Just as China has replaced Japan as the world’s second largest economy, so its military might has grown rapidly in recent years. As a result, the US, as the world’s strongest military power, wants to put bilateral military relations on the upcoming meeting’s agenda, along with bilateral economic relations and international political affairs.
Gates raised this issue during his recent talks with his Chinese counterpart, Liang Guanglie, proposing a mechanism for "strategic dialogue” between US and Chinese military forces, aimed at avoiding potential conflicts that might be caused by mutual misunderstanding and mistrust. But Liang did not commit to such a formal arrangement. Obama will surely raise the issue again at the upcoming summit.
But China’s attitude towards Sino-US military dialogue remains uncertain. Despite its resistance to a strategic military dialogue with the US, it seems to crave America’s attention to its growing military might. A few days before Gates’s visit, official Chinese media published a photo of the J-20 Black Eagle, a fifth generation stealth, twin-engine fighter aircraft made in China. The media also reported the development of the Dong Feng 21D ballistic missile, described as an "aircraft carrier killer.”
From America’s point of view, China’s rapidly growing military power and lack of transparency have become grave concerns. In recent years, China has become increasingly assertive in its territorial disputes with Japan and other countries around the South China Sea. Indeed, Chinese leaders claim the South China Sea and the Yellow Sea as "core” national interests and openly express displeasure at the presence of US naval forces in these waters.
China’s behavior clearly shows its determination to become a regional power – indeed, the only military power in the region. Given the strength and depth of America’s alliances within the Asia-Pacific region, tension between US and Chinese military forces has risen.
China believes that it has a legitimate right to increase its military power, given its need to protect its expanding economic interests, which include secure sea routes for the transport of energy and other goods. The suspicions of China’s neighbors, and their moves to establish closer military relations with the US, have made the Chinese government increasingly anxious and frustrated. At the same time, growing nationalist sentiment has put huge pressure on the government to be more aggressive and confrontational.

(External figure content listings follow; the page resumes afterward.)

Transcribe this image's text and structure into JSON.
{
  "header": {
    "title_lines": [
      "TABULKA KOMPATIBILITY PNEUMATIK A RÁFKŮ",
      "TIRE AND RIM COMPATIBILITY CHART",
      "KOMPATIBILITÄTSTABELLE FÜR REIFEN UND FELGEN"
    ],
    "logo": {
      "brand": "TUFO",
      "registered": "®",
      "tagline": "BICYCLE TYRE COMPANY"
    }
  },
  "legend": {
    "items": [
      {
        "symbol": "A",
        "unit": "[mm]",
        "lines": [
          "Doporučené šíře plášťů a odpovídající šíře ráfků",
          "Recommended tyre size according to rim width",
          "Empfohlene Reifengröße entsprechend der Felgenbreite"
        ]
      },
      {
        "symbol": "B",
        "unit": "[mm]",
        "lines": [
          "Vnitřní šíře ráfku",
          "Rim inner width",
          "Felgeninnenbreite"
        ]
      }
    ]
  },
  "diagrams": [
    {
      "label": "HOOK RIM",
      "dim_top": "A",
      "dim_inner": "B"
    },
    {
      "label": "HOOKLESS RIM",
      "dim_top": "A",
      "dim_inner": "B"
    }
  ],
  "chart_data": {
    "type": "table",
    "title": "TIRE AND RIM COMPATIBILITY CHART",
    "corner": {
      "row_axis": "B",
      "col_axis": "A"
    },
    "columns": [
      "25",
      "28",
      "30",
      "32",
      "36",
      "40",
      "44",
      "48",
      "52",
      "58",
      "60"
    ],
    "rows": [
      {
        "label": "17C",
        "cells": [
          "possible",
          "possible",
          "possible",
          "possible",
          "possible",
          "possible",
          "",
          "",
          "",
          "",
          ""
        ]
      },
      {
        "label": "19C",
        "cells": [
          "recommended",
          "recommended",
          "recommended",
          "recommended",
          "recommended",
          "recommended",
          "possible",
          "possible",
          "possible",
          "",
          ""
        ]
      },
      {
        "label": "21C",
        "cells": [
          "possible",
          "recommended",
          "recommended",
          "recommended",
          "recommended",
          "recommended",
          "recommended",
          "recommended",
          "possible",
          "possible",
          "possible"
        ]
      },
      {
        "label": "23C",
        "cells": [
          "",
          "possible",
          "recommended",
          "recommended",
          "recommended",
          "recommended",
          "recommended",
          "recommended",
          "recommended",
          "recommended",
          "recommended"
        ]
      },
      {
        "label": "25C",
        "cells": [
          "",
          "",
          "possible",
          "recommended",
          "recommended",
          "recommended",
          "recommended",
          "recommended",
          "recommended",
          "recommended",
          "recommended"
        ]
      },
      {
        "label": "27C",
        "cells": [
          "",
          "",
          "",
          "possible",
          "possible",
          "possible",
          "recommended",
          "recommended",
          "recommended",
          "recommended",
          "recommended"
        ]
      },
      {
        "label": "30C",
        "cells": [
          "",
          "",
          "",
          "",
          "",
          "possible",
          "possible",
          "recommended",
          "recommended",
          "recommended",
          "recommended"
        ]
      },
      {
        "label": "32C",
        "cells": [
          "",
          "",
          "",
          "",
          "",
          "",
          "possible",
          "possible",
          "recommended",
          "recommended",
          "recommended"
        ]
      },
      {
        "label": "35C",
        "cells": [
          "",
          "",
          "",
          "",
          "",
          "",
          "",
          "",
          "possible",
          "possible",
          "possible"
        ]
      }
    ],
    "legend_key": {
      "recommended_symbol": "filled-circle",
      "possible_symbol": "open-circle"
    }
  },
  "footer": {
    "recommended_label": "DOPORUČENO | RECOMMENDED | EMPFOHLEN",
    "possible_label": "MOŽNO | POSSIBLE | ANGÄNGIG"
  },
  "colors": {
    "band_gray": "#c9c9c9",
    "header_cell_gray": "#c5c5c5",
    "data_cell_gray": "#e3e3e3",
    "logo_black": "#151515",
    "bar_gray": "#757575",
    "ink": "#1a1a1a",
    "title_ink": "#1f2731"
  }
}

Putting strategic military dialogue on the US-Sino agenda benefits both sides. For China, it is a symbol of recognition and respect as a regional military power. And, on a practical level, frequent and regular high-level military exchanges between the US and China would greatly increase mutual confidence and trust at a time when their divergent interests might otherwise lead to conflict.
History shows that a rising military power will inevitably clash with an existing military power if they do not have regular, effective dialogue. In that case, China’s claim to a peaceful rise would ring hollow. China, the Asia-Pacific region, and the world would suffer greatly as a result.
Zhang Wei, a former Chairman of the Committee of Foreign Trade and Economic Relations of the Tianjing Municipal Government, and former lecturer in the Chinese Economy at Cambridge University, is currently a visiting fellow at the Brookings Institution in Washington, DC.